We then implement the algorithm mentioned above:

theta_phi_estimates = truth.copy()
disease_stages = df.S_n.unique()
diseased_participants = df[df.diseased==True]['participant'].unique()
def update_participant_stages_dic(
        data,
        p,
        disease_stages,
        theta_phi_estimates,
        # participant stage dic:
        psdic,
        sample_iterations = 20
):
    """
    Inputs:
        - data: pd.dataframe, e.g., 100|200_3.csv
        - p: int
        - disease_stages: a list of integers
        - theta_phi_estimates: a hashmap of dictionaries
        - psdic: a dictionary
        - sample_iteration: int. How many times we sample 
    Output:
        no outputs. Simply update psdic
    """
    pdata = data[data.participant == p]
    stage_likelihood_dict = {}
    for k_j in disease_stages:
        kj_likelihood = compute_likelihood(
            pdata, k_j, theta_phi_estimates)
        # update each stage likelihood for this participant
        stage_likelihood_dict[k_j] = kj_likelihood
    # Add a small epsilon to avoid division by zero
    likelihood_sum = sum(stage_likelihood_dict.values())
    epsilon = 1e-10
    if likelihood_sum == 0:
        # print("Invalid likelihood_sum: zero encountered.")
        likelihood_sum = epsilon  # Handle the case accordingly
    normalized_stage_likelihood = [
        l/likelihood_sum for l in stage_likelihood_dict.values()]
    sampled_stages = np.random.choice(
        disease_stages, 
        size = sample_iterations, 
        p=normalized_stage_likelihood, 
        replace=True
    )
    mode_result = Counter(sampled_stages).most_common(1)[0][0]
    psdic[p] = mode_result
participants = df.participant.unique()
psdic = {}
for p in participants:
    if p not in diseased_participants:
        psdic[p] = 0
    else:
        update_participant_stages_dic(
            df,
            p,
            disease_stages,
            theta_phi_estimates,
            # participant stage dic:
            psdic,
            sample_iterations = 10
    )

5.4 Result

Then we compare our results with the actual participants’ stages:

diff = np.array(list(psdic.values())) - np.array(list(real_stages_dic.values()))
Code
def scatter_plot_of_stage_differences(stage_differences):
    '''Scatter Plot of the Difference at each index
    Input:
    - stage_differences: estimated_stages - actual stages.

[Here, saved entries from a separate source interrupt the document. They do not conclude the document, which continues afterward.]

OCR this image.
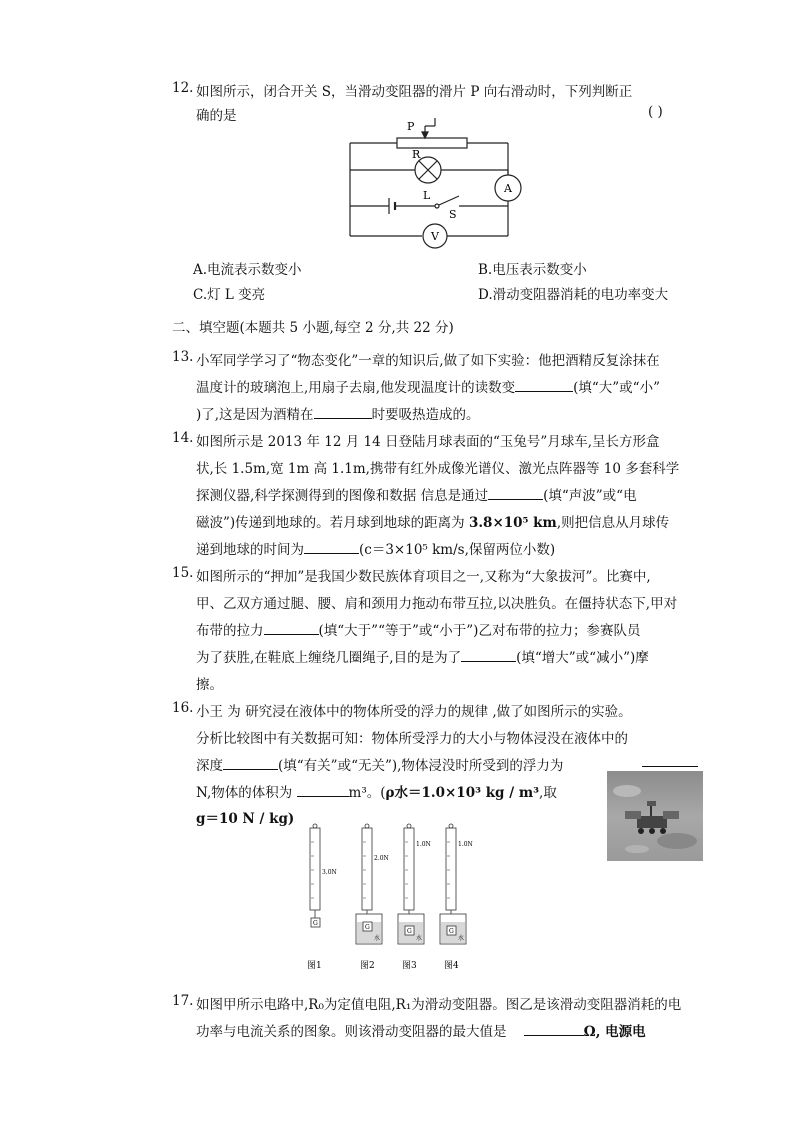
12. 如图所示，闭合开关 S，当滑动变阻器的滑片 P 向右滑动时，下列判断正
确的是	( )
P
R
L
S
A
V
A.电流表示数变小	B.电压表示数变小
C.灯 L 变亮	D.滑动变阻器消耗的电功率变大
二、填空题(本题共 5 小题,每空 2 分,共 22 分)
13. 小军同学学习了“物态变化”一章的知识后,做了如下实验：他把酒精反复涂抹在
温度计的玻璃泡上,用扇子去扇,他发现温度计的读数变	(填“大”或“小”
)了,这是因为酒精在	时要吸热造成的。
14. 如图所示是 2013 年 12 月 14 日登陆月球表面的“玉兔号”月球车,呈长方形盒
状,长 1.5m,宽 1m 高 1.1m,携带有红外成像光谱仪、激光点阵器等 10 多套科学
探测仪器,科学探测得到的图像和数据 信息是通过	(填“声波”或“电
磁波”)传递到地球的。若月球到地球的距离为 3.8×10⁵ km,则把信息从月球传
递到地球的时间为	(c＝3×10⁵ km/s,保留两位小数)
15. 如图所示的“押加”是我国少数民族体育项目之一,又称为“大象拔河”。比赛中,
甲、乙双方通过腿、腰、肩和颈用力拖动布带互拉,以决胜负。在僵持状态下,甲对
布带的拉力	(填“大于”“等于”或“小于”)乙对布带的拉力；参赛队员
为了获胜,在鞋底上缠绕几圈绳子,目的是为了	(填“增大”或“减小”)摩
擦。
16. 小王 为 研究浸在液体中的物体所受的浮力的规律 ,做了如图所示的实验。
分析比较图中有关数据可知：物体所受浮力的大小与物体浸没在液体中的
深度	(填“有关”或“无关”),物体浸没时所受到的浮力为
N,物体的体积为	m³。(ρ水＝1.0×10³ kg / m³,取
g＝10 N / kg)
3.0N
2.0N
1.0N	1.0N
G
G
G	G
水	水	水
图1	图2	图3	图4
17. 如图甲所示电路中,R₀为定值电阻,R₁为滑动变阻器。图乙是该滑动变阻器消耗的电
功率与电流关系的图象。则该滑动变阻器的最大值是	Ω, 电源电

Result should be a 1-dim np array
    '''
    plt.figure(figsize=(10, 6))
    plt.scatter(range(len(diff)), stage_differences, alpha=0.6)
    plt.axhline(y=0, color='red', linestyle='--')
    plt.title("Scatter Plot of Stage Difference for Each Participant")
    plt.xlabel("Participant")
    plt.ylabel("Difference (Estimated Stage - True Stage)")
    plt.grid(True)
    plt.show()
scatter_plot_of_stage_differences(diff)

5.5 Discussion

From the above result, we can see how challenging it is to accurately estimate participant stages, even if we know exactly the \(\theta\) and \(\phi\).

Tip

What if we know only \(S\), but not \(\theta\) or \(\phi\)?

The first step for us is to estimate \(\theta, \phi\) and then follow the above procedures. To do that, refer back to Chapter 4.